Among the bullshit wrong predictions about who would win the Presidency or a local election that I thought were suspect:
* Some processor dude (Allan Lichtman) with a bunch of factors who was right in 9?/10 of the past elections. Yeah, given enough professors expressing opinions on the matter (a bunch) someone is bound to be right 9/10 of the time - it's simple probability - regardless of predictive algorithm - well, Lichtman's algorithm was reasonable, but I thought unreliable, because it was ad hoc and because the current election might have been so close-called (it ultimately wasn't) - and in spite of it not being close-called, Lichtman was dead wrong. He's now busy about explaining why he was wrong and presumably updating his ad hoc factors so that he's right next time. Yeah... whatever.
Give me math, statistics, probability and science - insofar as these can be made to apply - or perhaps even AI to study the problem and learn from past data to make predictions - that's what I'd be inclined to trust. Not some random dude who by chance was right in most previous elections.
* The "Gold Standard" Iowa J. Ann Selzer pollster who predicted that Iowa would go for Trump - again, given enough pollsters - there are a ton - someone, by random happenstance, will be accurate most of the time, regardless of how their predictive formula works and regardless of applicability to the current election.

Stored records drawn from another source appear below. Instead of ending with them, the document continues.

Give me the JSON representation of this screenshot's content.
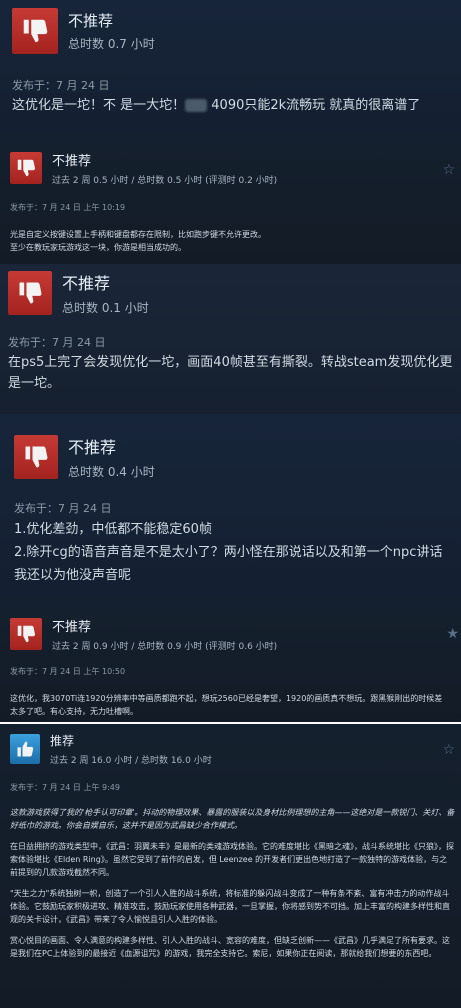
{
  "reviews": [
    {
      "verdict": "不推荐",
      "hours": "总时数 0.7 小时",
      "posted": "发布于：7 月 24 日",
      "text_a": "这优化是一坨！不 是一大坨！",
      "text_b": " 4090只能2k流畅玩 就真的很离谱了",
      "icon": "thumbs-down-icon",
      "icon_color": "#b02c27"
    },
    {
      "verdict": "不推荐",
      "hours": "过去 2 周 0.5 小时 / 总时数 0.5 小时  (评测时 0.2 小时)",
      "posted": "发布于：7 月 24 日 上午 10:19",
      "text": "光是自定义按键设置上手柄和键盘都存在限制，比如跑步键不允许更改。\n至少在教玩家玩游戏这一块，你游是相当成功的。",
      "icon": "thumbs-down-icon"
    },
    {
      "verdict": "不推荐",
      "hours": "总时数 0.1 小时",
      "posted": "发布于：7 月 24 日",
      "text": "在ps5上完了会发现优化一坨，画面40帧甚至有撕裂。转战steam发现优化更是一坨。",
      "icon": "thumbs-down-icon"
    },
    {
      "verdict": "不推荐",
      "hours": "总时数 0.4 小时",
      "posted": "发布于：7 月 24 日",
      "text": "1.优化差劲，中低都不能稳定60帧\n2.除开cg的语音声音是不是太小了？两小怪在那说话以及和第一个npc讲话我还以为他没声音呢",
      "icon": "thumbs-down-icon"
    },
    {
      "verdict": "不推荐",
      "hours": "过去 2 周 0.9 小时 / 总时数 0.9 小时  (评测时 0.6 小时)",
      "posted": "发布于：7 月 24 日 上午 10:50",
      "text": "这优化，我3070Ti连1920分辨率中等画质都跑不起，想玩2560已经是奢望，1920的画质真不想玩。跟黑猴刚出的时候差太多了吧。有心支持，无力吐槽啊。",
      "icon": "thumbs-down-icon"
    },
    {
      "verdict": "推荐",
      "hours": "过去 2 周 16.0 小时 / 总时数 16.0 小时",
      "posted": "发布于：7 月 24 日 上午 9:49",
      "paragraphs": [
        "这款游戏获得了我的'枪手认可印章'。抖动的物理效果、暴露的服装以及身材比例理想的主角——这绝对是一款锐门、关灯、备好纸巾的游戏。你会自娱自乐，这并不是因为武昌缺少合作模式。",
        "在日益拥挤的游戏类型中，《武昌：羽翼未丰》是最新的类魂游戏体验。它的难度堪比《黑暗之魂》，战斗系统堪比《只狼》，探索体验堪比《Elden Ring》。虽然它受到了前作的启发，但 Leenzee 的开发者们更出色地打造了一款独特的游戏体验，与之前提到的几款游戏截然不同。",
        "\"天生之力\"系统独树一帜，创造了一个引人入胜的战斗系统，将标准的躲闪战斗变成了一种有条不紊、富有冲击力的动作战斗体验。它鼓励玩家积极进攻、精准攻击，鼓励玩家使用各种武器，一旦掌握，你将感到势不可挡。加上丰富的构建多样性和直观的关卡设计，《武昌》带来了令人愉悦且引人入胜的体验。",
        "赏心悦目的画面、令人满意的构建多样性、引人入胜的战斗、宽容的难度，但缺乏创新——《武昌》几乎满足了所有要求。这是我们在PC上体验到的最接近《血源诅咒》的游戏，我完全支持它。索尼，如果你正在阅读，那就给我们想要的东西吧。"
      ],
      "icon": "thumbs-up-icon",
      "icon_color": "#2a86c7"
    }
  ]
}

Selzer predicted this time that Iowa would go for Harris - way off. My take is that chance caught up to Selzer and that she isn't some guru - though I've not looked into this at all.

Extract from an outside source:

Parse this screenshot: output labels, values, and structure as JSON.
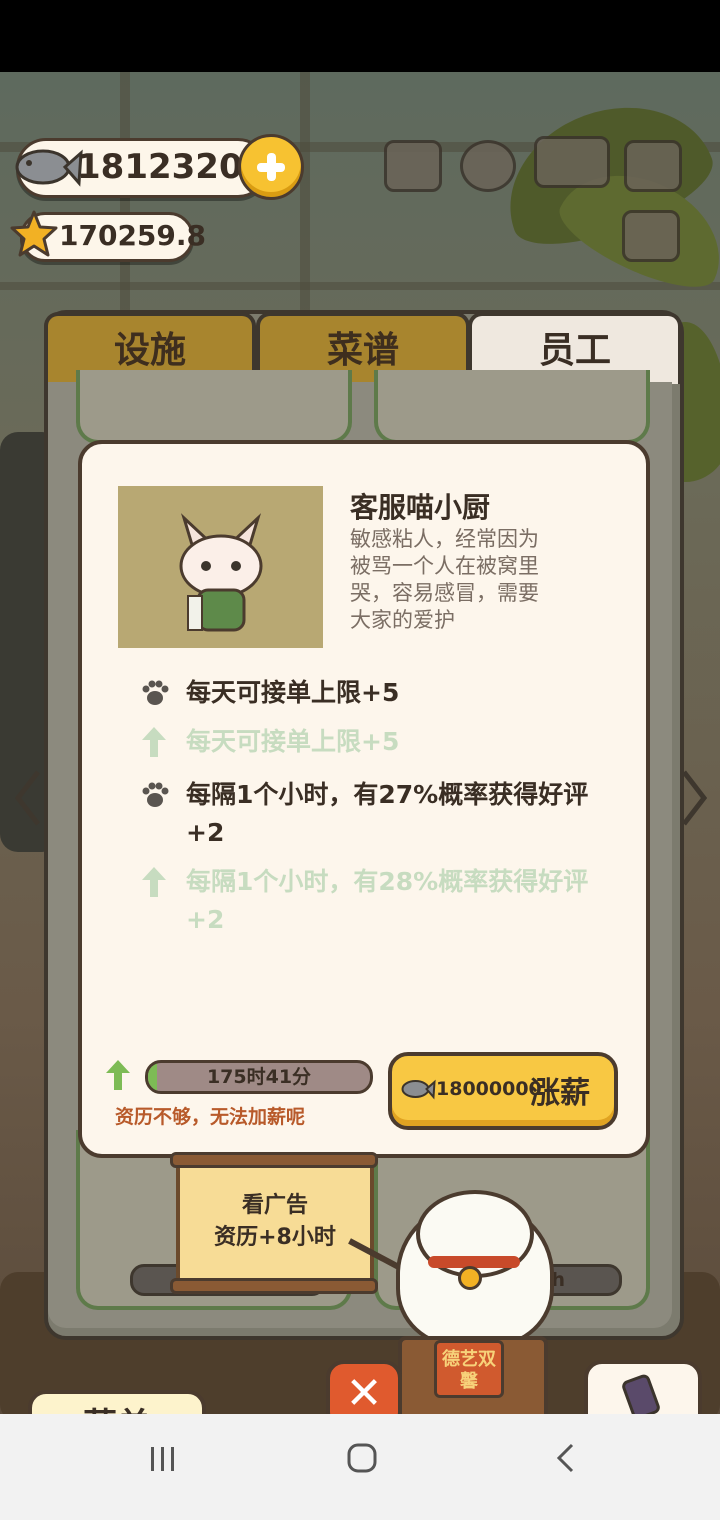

One that I thought might prove accurate and ultimately was:
* Bettors. Yeah, yeah, yeah - whatever you want to say against this point. There are two reasons that bettors are better predictors than polls and are probably the best indicator of outcome at least insofar as who will win the US Presidency is concerned or in other big, well-known betting markets: 1) It's not about who you want to win - it 's about who you think will win b/c you have money on the line - so you may vote A but bet on B; 2) betting is crowd-sourced and benefits from the surprising emergent phenomenon that crowds are somehow better predictors of future events than individuals, even than individuals with a track record of success.
Betting odds for regional USA political races - e.g., who will win a particular Senate or House seat - are off recently. Nonetheless, over the years, betting odds have been very good at predicting who will win the US Presidency. This may of course be due to random chance - but I think not. I think that "money on the line" coupled with "crowd sourced" for a huge betting market such as the US Presidential election - has built-in factors for robustness - some of the robustness wears off for regional markets where there's not enough knowledge for outsiders to place an informed bet - so these markets will drift towards "who do you hope will win."

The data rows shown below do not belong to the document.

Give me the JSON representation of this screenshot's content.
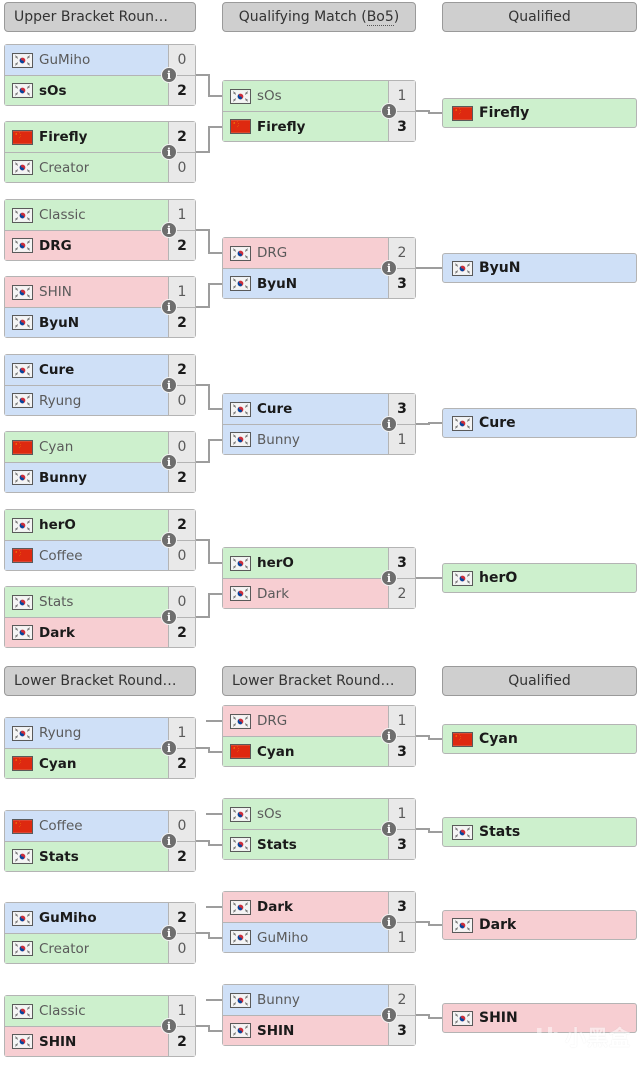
{
  "colors": {
    "terran": "#cfe0f7",
    "protoss": "#cdf0cd",
    "zerg": "#f7ced2",
    "header_bg": "#cfcfcf",
    "score_bg": "#e9e9e9",
    "line": "#9d9d9d",
    "border": "#b4b4b4"
  },
  "headers": [
    {
      "id": "ub-r1",
      "label": "Upper Bracket Roun…"
    },
    {
      "id": "qm",
      "label": "Qualifying Match (",
      "suffix_dotted": "Bo5",
      "suffix_end": ")"
    },
    {
      "id": "qual-1",
      "label": "Qualified"
    },
    {
      "id": "lb-r1",
      "label": "Lower Bracket Round…"
    },
    {
      "id": "lb-r2",
      "label": "Lower Bracket Round…"
    },
    {
      "id": "qual-2",
      "label": "Qualified"
    }
  ],
  "info_label": "i",
  "upper_bracket_round1": [
    {
      "top": {
        "name": "GuMiho",
        "flag": "kr",
        "score": "0",
        "race": "terran",
        "winner": false
      },
      "bottom": {
        "name": "sOs",
        "flag": "kr",
        "score": "2",
        "race": "protoss",
        "winner": true
      }
    },
    {
      "top": {
        "name": "Firefly",
        "flag": "cn",
        "score": "2",
        "race": "protoss",
        "winner": true
      },
      "bottom": {
        "name": "Creator",
        "flag": "kr",
        "score": "0",
        "race": "protoss",
        "winner": false
      }
    },
    {
      "top": {
        "name": "Classic",
        "flag": "kr",
        "score": "1",
        "race": "protoss",
        "winner": false
      },
      "bottom": {
        "name": "DRG",
        "flag": "kr",
        "score": "2",
        "race": "zerg",
        "winner": true
      }
    },
    {
      "top": {
        "name": "SHIN",
        "flag": "kr",
        "score": "1",
        "race": "zerg",
        "winner": false
      },
      "bottom": {
        "name": "ByuN",
        "flag": "kr",
        "score": "2",
        "race": "terran",
        "winner": true
      }
    },
    {
      "top": {
        "name": "Cure",
        "flag": "kr",
        "score": "2",
        "race": "terran",
        "winner": true
      },
      "bottom": {
        "name": "Ryung",
        "flag": "kr",
        "score": "0",
        "race": "terran",
        "winner": false
      }
    },
    {
      "top": {
        "name": "Cyan",
        "flag": "cn",
        "score": "0",
        "race": "protoss",
        "winner": false
      },
      "bottom": {
        "name": "Bunny",
        "flag": "kr",
        "score": "2",
        "race": "terran",
        "winner": true
      }
    },
    {
      "top": {
        "name": "herO",
        "flag": "kr",
        "score": "2",
        "race": "protoss",
        "winner": true
      },
      "bottom": {
        "name": "Coffee",
        "flag": "cn",
        "score": "0",
        "race": "terran",
        "winner": false
      }
    },
    {
      "top": {
        "name": "Stats",
        "flag": "kr",
        "score": "0",
        "race": "protoss",
        "winner": false
      },
      "bottom": {
        "name": "Dark",
        "flag": "kr",
        "score": "2",
        "race": "zerg",
        "winner": true
      }
    }
  ],
  "qualifying_matches": [
    {
      "top": {
        "name": "sOs",
        "flag": "kr",
        "score": "1",
        "race": "protoss",
        "winner": false
      },
      "bottom": {
        "name": "Firefly",
        "flag": "cn",
        "score": "3",
        "race": "protoss",
        "winner": true
      }
    },
    {
      "top": {
        "name": "DRG",
        "flag": "kr",
        "score": "2",
        "race": "zerg",
        "winner": false
      },
      "bottom": {
        "name": "ByuN",
        "flag": "kr",
        "score": "3",
        "race": "terran",
        "winner": true
      }
    },
    {
      "top": {
        "name": "Cure",
        "flag": "kr",
        "score": "3",
        "race": "terran",
        "winner": true
      },
      "bottom": {
        "name": "Bunny",
        "flag": "kr",
        "score": "1",
        "race": "terran",
        "winner": false
      }
    },
    {
      "top": {
        "name": "herO",
        "flag": "kr",
        "score": "3",
        "race": "protoss",
        "winner": true
      },
      "bottom": {
        "name": "Dark",
        "flag": "kr",
        "score": "2",
        "race": "zerg",
        "winner": false
      }
    }
  ],
  "qualified_upper": [
    {
      "name": "Firefly",
      "flag": "cn",
      "race": "protoss"
    },
    {
      "name": "ByuN",
      "flag": "kr",
      "race": "terran"
    },
    {
      "name": "Cure",
      "flag": "kr",
      "race": "terran"
    },
    {
      "name": "herO",
      "flag": "kr",
      "race": "protoss"
    }
  ],
  "lower_bracket_round1": [
    {
      "top": {
        "name": "Ryung",
        "flag": "kr",
        "score": "1",
        "race": "terran",
        "winner": false
      },
      "bottom": {
        "name": "Cyan",
        "flag": "cn",
        "score": "2",
        "race": "protoss",
        "winner": true
      }
    },
    {
      "top": {
        "name": "Coffee",
        "flag": "cn",
        "score": "0",
        "race": "terran",
        "winner": false
      },
      "bottom": {
        "name": "Stats",
        "flag": "kr",
        "score": "2",
        "race": "protoss",
        "winner": true
      }
    },
    {
      "top": {
        "name": "GuMiho",
        "flag": "kr",
        "score": "2",
        "race": "terran",
        "winner": true
      },
      "bottom": {
        "name": "Creator",
        "flag": "kr",
        "score": "0",
        "race": "protoss",
        "winner": false
      }
    },
    {
      "top": {
        "name": "Classic",
        "flag": "kr",
        "score": "1",
        "race": "protoss",
        "winner": false
      },
      "bottom": {
        "name": "SHIN",
        "flag": "kr",
        "score": "2",
        "race": "zerg",
        "winner": true
      }
    }
  ],
  "lower_bracket_round2": [
    {
      "top": {
        "name": "DRG",
        "flag": "kr",
        "score": "1",
        "race": "zerg",
        "winner": false
      },
      "bottom": {
        "name": "Cyan",
        "flag": "cn",
        "score": "3",
        "race": "protoss",
        "winner": true
      }
    },
    {
      "top": {
        "name": "sOs",
        "flag": "kr",
        "score": "1",
        "race": "protoss",
        "winner": false
      },
      "bottom": {
        "name": "Stats",
        "flag": "kr",
        "score": "3",
        "race": "protoss",
        "winner": true
      }
    },
    {
      "top": {
        "name": "Dark",
        "flag": "kr",
        "score": "3",
        "race": "zerg",
        "winner": true
      },
      "bottom": {
        "name": "GuMiho",
        "flag": "kr",
        "score": "1",
        "race": "terran",
        "winner": false
      }
    },
    {
      "top": {
        "name": "Bunny",
        "flag": "kr",
        "score": "2",
        "race": "terran",
        "winner": false
      },
      "bottom": {
        "name": "SHIN",
        "flag": "kr",
        "score": "3",
        "race": "zerg",
        "winner": true
      }
    }
  ],
  "qualified_lower": [
    {
      "name": "Cyan",
      "flag": "cn",
      "race": "protoss"
    },
    {
      "name": "Stats",
      "flag": "kr",
      "race": "protoss"
    },
    {
      "name": "Dark",
      "flag": "kr",
      "race": "zerg"
    },
    {
      "name": "SHIN",
      "flag": "kr",
      "race": "zerg"
    }
  ],
  "watermark": {
    "text": "小黑盒"
  }
}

This is, of course, not to say that bettors on the US Presidency will always get it right - I'm arguing instead, that such bettors are likely better predictors than any other currently known metric, at least at this time. And indeed - should a better predictive metric emerge - betting markets should be self-correcting - as the more reliable bettors place more/larger bets and move the market towards increased predictive accuracy.